Fit a linear regression model with an interaction term between a categorical and numerical independent variable. In the formula API, the *C()* function can be used to indicate that a numerical variable should be treated as categorical.

In [None]:
mod_05 = smf.ols(formula='SalePrice ~ GrLivArea * C(OverallQual)', data=data_train)
mod_05 = mod_05.fit()
print(mod_05.summary2())

#### Log-transformation of the DV

Fit a linear regression model with a logarithmic transformation of the dependent variable.

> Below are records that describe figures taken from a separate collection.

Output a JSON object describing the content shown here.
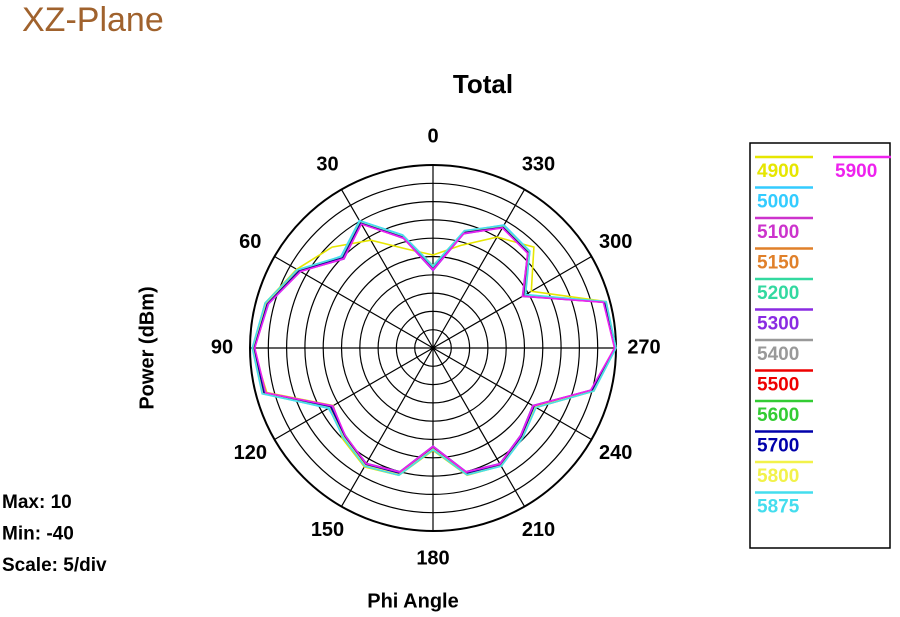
{
  "chart_data": {
    "type": "polar",
    "page_title": "XZ-Plane",
    "title": "Total",
    "ylabel": "Power  (dBm)",
    "xlabel": "Phi Angle",
    "annotations": [
      "Max: 10",
      "Min: -40",
      "Scale: 5/div"
    ],
    "angle_zero": "top",
    "angle_direction": "counterclockwise",
    "xticks": [
      0,
      30,
      60,
      90,
      120,
      150,
      180,
      210,
      240,
      270,
      300,
      330
    ],
    "ylim": [
      -40,
      10
    ],
    "yticks": [
      -40,
      -35,
      -30,
      -25,
      -20,
      -15,
      -10,
      -5,
      0,
      5,
      10
    ],
    "grid": true,
    "legend": "right",
    "x": [
      0,
      15,
      30,
      45,
      60,
      75,
      90,
      105,
      120,
      135,
      150,
      165,
      180,
      195,
      210,
      225,
      240,
      255,
      270,
      285,
      300,
      315,
      330,
      345
    ],
    "series": [
      {
        "name": "4900",
        "color": "#e6e600",
        "values": [
          -14.6,
          -12,
          -6,
          -1,
          3,
          7.5,
          9.2,
          7,
          -8.5,
          -5,
          -2.5,
          -4,
          -12,
          -4,
          -2.8,
          -5.5,
          -7.5,
          5.5,
          9.6,
          9,
          -9,
          -1,
          -5,
          -11
        ]
      },
      {
        "name": "5000",
        "color": "#33ccff",
        "values": [
          -17.5,
          -8,
          0.2,
          -4.5,
          1.8,
          6.5,
          8.8,
          8,
          -7,
          -6,
          -3.5,
          -4.8,
          -13,
          -4.8,
          -3.4,
          -6,
          -8.3,
          4.6,
          9.8,
          8.2,
          -11,
          -2.6,
          -1.2,
          -7
        ]
      },
      {
        "name": "5100",
        "color": "#cc33cc",
        "values": [
          -18.4,
          -8.9,
          -0.6,
          -5.4,
          2.6,
          7.2,
          9.3,
          7.5,
          -8.2,
          -5.4,
          -2.8,
          -4.2,
          -12.3,
          -4.2,
          -2.9,
          -5.5,
          -7.6,
          5.3,
          10,
          8.8,
          -11.7,
          -3.3,
          -1.9,
          -7.5
        ]
      },
      {
        "name": "5150",
        "color": "#e0802a",
        "values": [
          -18.2,
          -8.3,
          -0.1,
          -4.8,
          2.0,
          6.8,
          9.0,
          7.6,
          -7.5,
          -5.6,
          -3.0,
          -4.4,
          -12.5,
          -4.6,
          -3.2,
          -5.9,
          -8.1,
          4.9,
          9.9,
          8.5,
          -11.1,
          -2.9,
          -1.5,
          -7.0
        ]
      },
      {
        "name": "5200",
        "color": "#33d9a0",
        "values": [
          -17.8,
          -8.5,
          -0.3,
          -5.2,
          2.5,
          7.4,
          9.2,
          8.1,
          -7.6,
          -6.2,
          -3.3,
          -4.7,
          -12.8,
          -4.4,
          -3.0,
          -5.7,
          -7.8,
          5.2,
          10,
          8.7,
          -11.5,
          -3.1,
          -1.8,
          -7.4
        ]
      },
      {
        "name": "5300",
        "color": "#8a2be2",
        "values": [
          -18.8,
          -9.0,
          -0.8,
          -5.6,
          1.9,
          6.9,
          8.8,
          7.4,
          -8.4,
          -6.0,
          -3.6,
          -5.0,
          -13.2,
          -5.0,
          -3.5,
          -6.2,
          -8.5,
          4.7,
          9.7,
          8.3,
          -11.8,
          -3.4,
          -2.0,
          -7.7
        ]
      },
      {
        "name": "5400",
        "color": "#999999",
        "values": [
          -18.1,
          -8.7,
          -0.5,
          -5.1,
          2.2,
          7.0,
          9.0,
          7.7,
          -7.9,
          -5.9,
          -3.2,
          -4.6,
          -12.9,
          -4.5,
          -3.1,
          -5.8,
          -8.0,
          5.0,
          10,
          8.6,
          -11.4,
          -3.0,
          -1.7,
          -7.3
        ]
      },
      {
        "name": "5500",
        "color": "#ee0000",
        "values": [
          -17.9,
          -8.4,
          -0.2,
          -4.9,
          2.4,
          7.1,
          9.1,
          7.9,
          -7.7,
          -5.7,
          -3.0,
          -4.3,
          -12.6,
          -4.3,
          -3.0,
          -5.6,
          -7.9,
          5.1,
          10,
          8.7,
          -11.2,
          -2.9,
          -1.6,
          -7.1
        ]
      },
      {
        "name": "5600",
        "color": "#33cc33",
        "values": [
          -18.3,
          -8.8,
          -0.7,
          -5.3,
          2.1,
          6.8,
          8.9,
          7.6,
          -8.0,
          -5.8,
          -3.3,
          -4.6,
          -12.8,
          -4.7,
          -3.3,
          -6.0,
          -8.2,
          4.8,
          9.8,
          8.4,
          -11.6,
          -3.2,
          -1.9,
          -7.4
        ]
      },
      {
        "name": "5700",
        "color": "#0000aa",
        "values": [
          -18.5,
          -8.6,
          -0.4,
          -5.0,
          2.3,
          7.0,
          9.0,
          7.8,
          -7.8,
          -5.8,
          -3.1,
          -4.5,
          -12.7,
          -4.5,
          -3.1,
          -5.8,
          -8.0,
          5.0,
          10,
          8.6,
          -11.3,
          -3.0,
          -1.7,
          -7.2
        ]
      },
      {
        "name": "5800",
        "color": "#f2f24a",
        "values": [
          -17.6,
          -8.2,
          0.0,
          -4.7,
          2.7,
          7.3,
          9.3,
          8.2,
          -7.3,
          -5.5,
          -2.9,
          -4.2,
          -12.4,
          -4.2,
          -2.8,
          -5.4,
          -7.7,
          5.4,
          10,
          8.9,
          -10.9,
          -2.7,
          -1.4,
          -6.9
        ]
      },
      {
        "name": "5875",
        "color": "#44ddee",
        "values": [
          -17.7,
          -8.1,
          0.1,
          -4.6,
          2.8,
          7.5,
          9.4,
          8.3,
          -7.2,
          -5.3,
          -2.7,
          -4.0,
          -12.2,
          -4.1,
          -2.7,
          -5.3,
          -7.5,
          5.5,
          10,
          9.0,
          -10.8,
          -2.6,
          -1.3,
          -6.8
        ]
      },
      {
        "name": "5900",
        "color": "#ee22ee",
        "values": [
          -18.6,
          -8.9,
          -0.9,
          -5.5,
          1.8,
          6.6,
          8.7,
          7.3,
          -8.3,
          -6.1,
          -3.5,
          -4.9,
          -13.1,
          -4.9,
          -3.4,
          -6.1,
          -8.4,
          4.6,
          9.6,
          8.2,
          -11.7,
          -3.4,
          -2.1,
          -7.6
        ]
      }
    ]
  }
}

With *np.log()* we can specify the transformation on the fly.


In [None]:
mod_07a = smf.ols(formula='np.log(SalePrice) ~ BedroomAbvGr', data=data_train)
mod_07a = mod_07a.fit()
print(mod_07a.summary())

For comparison, the same model without the log-transformation.

In [None]:
mod_07b = smf.ols(formula='SalePrice ~ BedroomAbvGr', data=data_train)
mod_07b = mod_07b.fit()
print(mod_07b.summary())

#### Polynomial transformation of the IVs

Fit a linear regression model with a second-order polynomial term (*GrLivArea*)

In [None]:
mod_08 = smf.ols(formula='SalePrice ~ GrLivArea + GrLivArea^2', data=data_train)
mod_08 = mod_08.fit()
print(mod_08.summary())

## Kaggle competition

Let us now use the trained models to make predictions on the test data and submit the results to the Kaggle competition.

### Load test set

In [None]:
data_test = pd.read_csv('data/test.csv')

In [None]:
data_test.head()

### Make predicitons

Use a trained model to make predictions for the test set.

In [None]:
# make predictions on test set
preds = mod_03.predict(data_test)

In [None]:
preds

### Create submission file

In [None]:
my_submission = pd.DataFrame({'HouseId': data_test["house_id"], 'SalePrice': preds})

In [None]:
my_submission.head()

In [None]:
my_submission.to_csv('submission.csv', index=False)